Genetic improvement is not limited to increasing output. Genetics can also help control expenses and preserve profits during market downturns. Generate a higher net profit from less expense by increasing the health, reproductive and management genetics in balance with progressive production and component yield.

2. Fertility

One expensive side effect from the exceptional climb in milk yield is reduced fertility. Female fertility is negatively correlated to high milk production. The leading reason most cows are culled involuntarily is poor reproductive performance.

What is a pregnant cow worth to your profitability? Daughter pregnancy rate (DPR) is a prediction of how quickly a bull’s daughter will become pregnant. Daughters of sires with high DPR genetic values are expected to have daughters with fewer days open than daughters of sires with low DPR PTA values.

Income over feed cost margins are highest when cows are in peak production. Cows which breed back easily return to peak milk sooner.

3. Stature

Another strong genetic trend in dairy cows has been a rapid increase in type.The downfall of such intense type selection has been a compounding increase in stature. It’s not surprising cows are bigger than ever because type is 77 percent correlated to stature in today’s sire population.

Stature is the most heritable type trait which can be passed down to the next generation. Although most commercial dairy producers don’t select for taller cows on purpose, they may inadvertently select for stature when putting an emphasis on type.

It has become increasingly difficult to find actively marketed A.I. sires with a stature PTA less than or equal to zero. The sire population with stature PTAs above zero will increase cow stature.

Although there is no correlation between size and milk production, in the world of feed efficiency, we can all agree, size does matter. Ruminant animals must consume nearly 2 per cent of their bodyweight in dry matter intake for maintenance. Bigger cows require more feed than smaller cows. Larger cows will not as efficiently convert feed into profit (milk and components) because they require more energy for body maintenance.

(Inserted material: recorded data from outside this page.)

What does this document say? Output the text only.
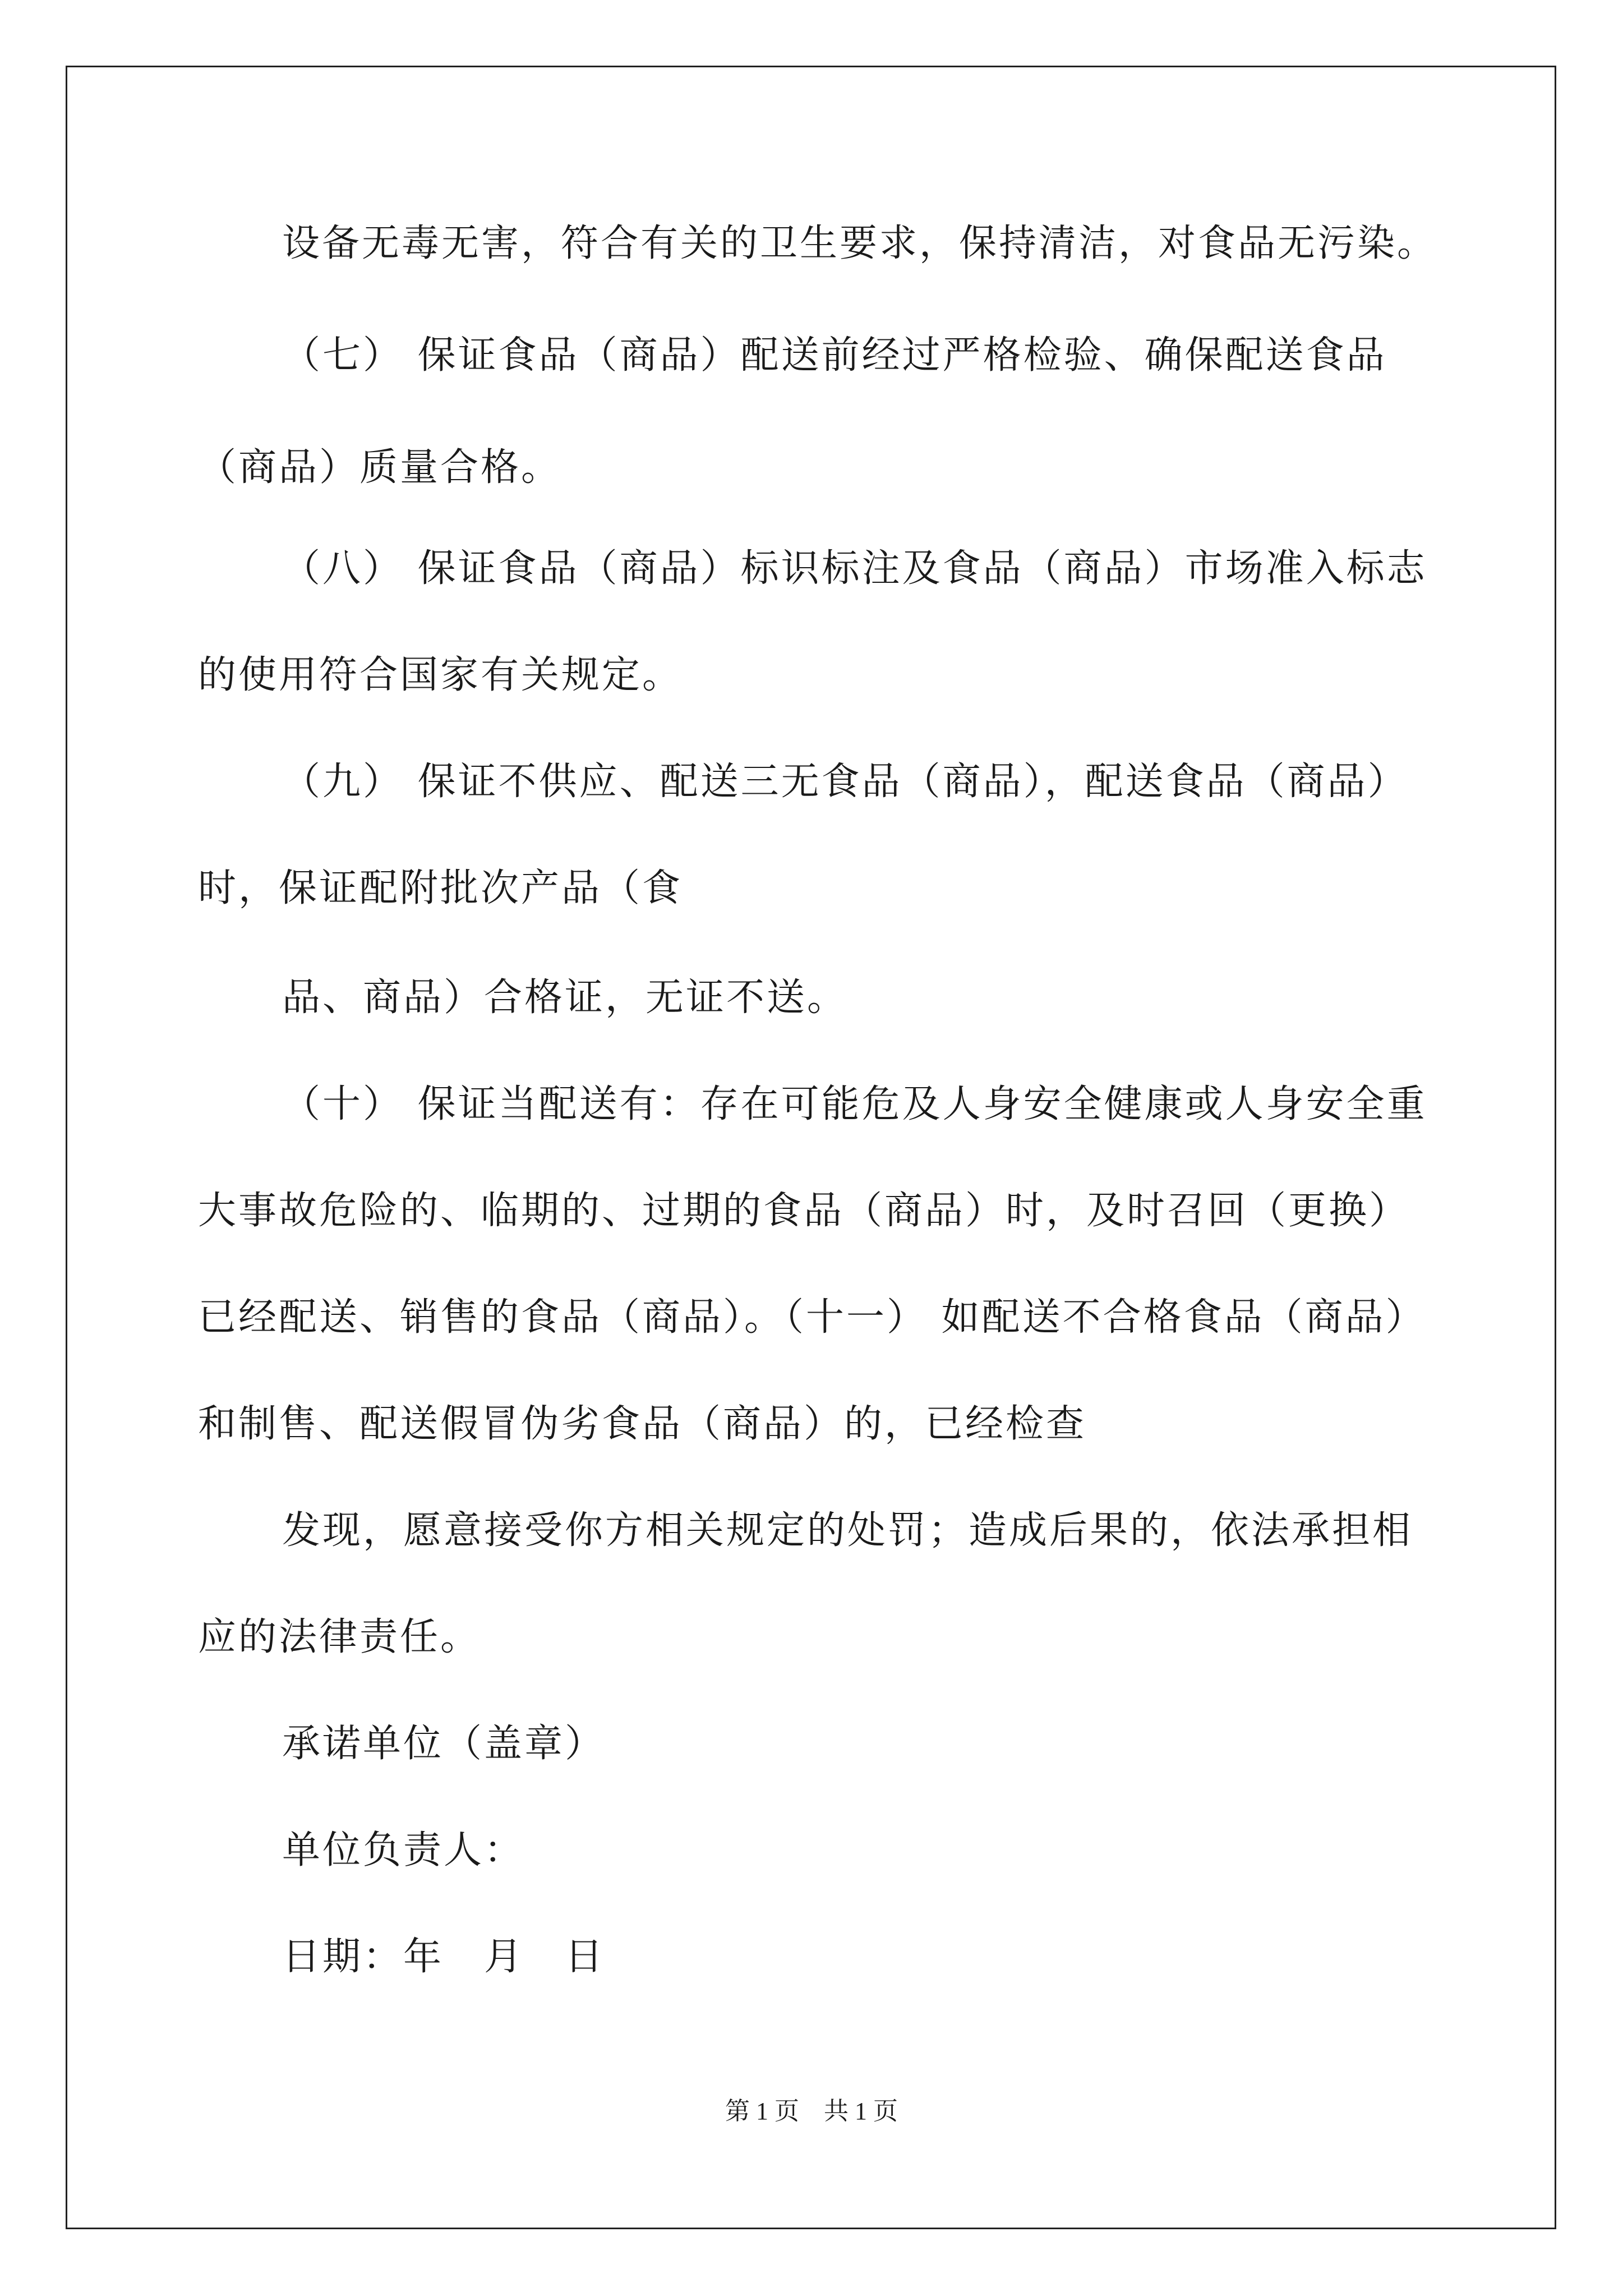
设备无毒无害，符合有关的卫生要求，保持清洁，对食品无污染。
（七） 保证食品（商品）配送前经过严格检验、确保配送食品
（商品）质量合格。
（八） 保证食品（商品）标识标注及食品（商品）市场准入标志
的使用符合国家有关规定。
（九） 保证不供应、配送三无食品（商品），配送食品（商品）
时，保证配附批次产品（食
品、商品）合格证，无证不送。
（十） 保证当配送有：存在可能危及人身安全健康或人身安全重
大事故危险的、临期的、过期的食品（商品）时，及时召回（更换）
已经配送、销售的食品（商品）。（十一） 如配送不合格食品（商品）
和制售、配送假冒伪劣食品（商品）的，已经检查
发现，愿意接受你方相关规定的处罚；造成后果的，依法承担相
应的法律责任。
承诺单位（盖章）
单位负责人：
日期：年　月　日
第 1 页　共 1 页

Beyond feed intake efficiency, cow comfort is not typically optimized for large cows in most facilities.

4. Longevity

Are cows not lasting as long as you would like? Productive life (PL) is the ability of a bull’s daughter to remain productive and functional in the herd. It is expressed as the number of additional or fewer months expected from a bull’s daughter over their lifetime above breed average. High values represent long-lasting genetics.

5. Milk quality

Somatic cell score offers an indication of udder health and somatic cell levels for a bull’s daughters. Lower values are more desirable and imply daughters will be less prone to milk loss from treatment withdrawal times and have improved milk quality.

Make progress toward the type of cow which makes the most sense for your farm’s business plan.

Pretty-picture cows or traditional genetic breeding strategies might not fit your needs for profitability.